Spezifisches Steuerungsmolekül in Blutplättchen identifiziert

Ansatzpunkt für die Medikamentenentwicklung gegen Thrombosen, Herzinfarkte und Schlaganfälle

12.08.2020 - Deutschland

Das bislang weitgehend unbekannte Molekül namens bridging integrator 2 (BIN2) spielt bei der Aktivierung der Blutplättchen eine zentrale Rolle, wie Würzburger Forscher jetzt in einem Gemeinschaftsprojekt des DFG-Sonderforschungsbereichs/Transregio 240 zeigen konnten. Diese Erkenntnis liefert Hinweise auf Ansatzpunkte für die Medikamentenentwicklung gegen Thrombosen, Herzinfarkte und Schlaganfälle und wurde in der Fachzeitschrift The Journal of Clinical Investigation veröffentlicht.

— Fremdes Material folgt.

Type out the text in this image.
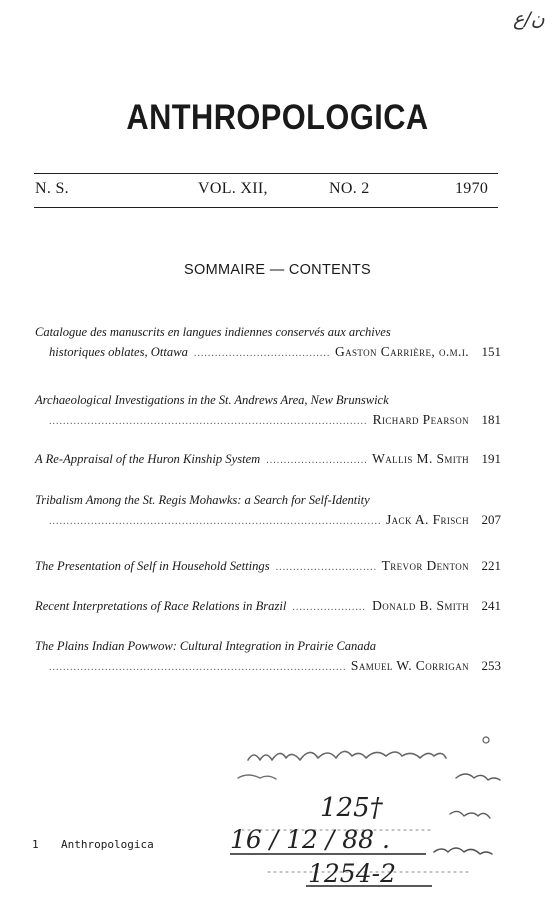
ن/ع
ANTHROPOLOGICA
N. S.	VOL. XII,	NO. 2	1970
SOMMAIRE — CONTENTS
Catalogue des manuscrits en langues indiennes conservés aux archives
historiques oblates, Ottawa .....	Gaston Carrière, o.m.i. 151
Archaeological Investigations in the St. Andrews Area, New Brunswick
.....
Richard Pearson 181
A Re-Appraisal of the Huron Kinship System .....	Wallis M. Smith 191
Tribalism Among the St. Regis Mohawks: a Search for Self-Identity
.....
Jack A. Frisch 207
The Presentation of Self in Household Settings .....	Trevor Denton 221
Recent Interpretations of Race Relations in Brazil .....	Donald B. Smith 241
The Plains Indian Powwow: Cultural Integration in Prairie Canada
.....
Samuel W. Corrigan 253
125†
16 / 12 / 88 .
1254-2
1 Anthropologica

AG Nieswandt, Rudolf Virchow Zentrum

Bild: Aufklärung der Kolokalisierung von BIN2 (grün) und STIM1 (magenta) mit Hilfe von superhochauflösender Fluoreszenzmikroskopie (dSTORM) im aktivierten Blutplättchen.

Kalzium ist in fast allen Zellen ein wichtiges Signalmolekül. Auch Blutplättchen, in der Fachsprache Thrombozyten genannt, werden durch Kalzium aktiviert und tragen dann zur Blutstillung und zum Wundverschluss bei. Allerdings kann eine fehlgeleitete Aktivierung der Blutplättchen durch unkontrollierte Kalzium-Signale auch zu akut lebensbedrohlichen Ereignissen wie Thrombosen, Herzinfarkten und Schlaganfällen führen, sowie Entzündungsreaktionen in den Blutgefäßen auslösen.

Mitspieler der Thrombozyten-Aktivierung identifiziert

Bisher war vor allem das Molekül stromal interaction molecule 1 (STIM1) als essentieller Baustein bei der Regelung von Kalziumsignalen bekannt. Allerdings hat es diese Funktion in fast allen Zellen des Körpers inne und ein Verlust von STIM1 hat daher starke Auswirkungen wie die Schwächung des Immunsystems. Aus diesem Grund eignet es sich nicht als Zielstruktur für die Entwicklung von Medikamenten.

„In unserer Studie konnten wir das bisher recht unbekannte Molekül BIN2 als neuen Interaktionspartner von STIM1 in Blutplättchen identifizieren und darüber hinaus zeigen, dass BIN2 auch mit einem weiteren Baustein der Kalzium-Maschinerie interagiert“, erklärt Prof. Dr. Bernhard Nieswandt vom Rudolf-Virchow-Zentrum der Universität Würzburg. Das Besondere an BIN2 ist, dass es sehr spezifisch in Blutplättchen vorkommt und nicht, wie STIM1, in vielen anderen Zellen. „Dadurch können wir die Thrombozyten zielgenau ansteuern, ohne die Funktionen in anderen Zellen zu stören“, ergänzt Doktorandin Julia Volz, die entscheidend an der Studie mitwirkte.

Die Entdeckung wurde durch die Zusammenarbeit mehrerer Forschungsgruppen aus dem Sonderforschungsbereich Transregio 240, der Universität Würzburg und des Uniklinikums Würzburg und deren breites Methodenspektrum möglich. „Durch Superhochauflösende Fluoreszenzmikroskopie konnten wir nachweisen, dass die Moleküle STIM1 und BIN2 im Plättchen in gewissen Abständen kolokalisieren und damit die biochemischen Daten untermauern“, erklärt Charly Kusch, der ebenfalls als Doktorand maßgeblich an der Arbeit beteiligt war.

Mäuse ohne BIN2 sind vor schweren Verläufen des Schlaganfalls geschütz

Mäuse die kein BIN2 haben weisen stark reduzierte Kalziumsignale in den Thrombozyten auf. Dadurch kommt es in ihren Blutgefäßen nach Beschädigung der Gefäßwand zu kleineren Blutgerinnseln, die Tiere sind teilweise geschützt vor arterieller Thrombose und Schlaganfälle haben einen milderen Verlauf. Das zeigt, dass Moleküle wie BIN2 ein Ansatzpunkt für die Medikamentenentwicklung gegen Thrombosen, Herzinfarkte und Schlaganfälle sein könnten. Dazu müssen nun die genauen molekularen Mechanismen und weitere Interaktionspartner untersucht werden.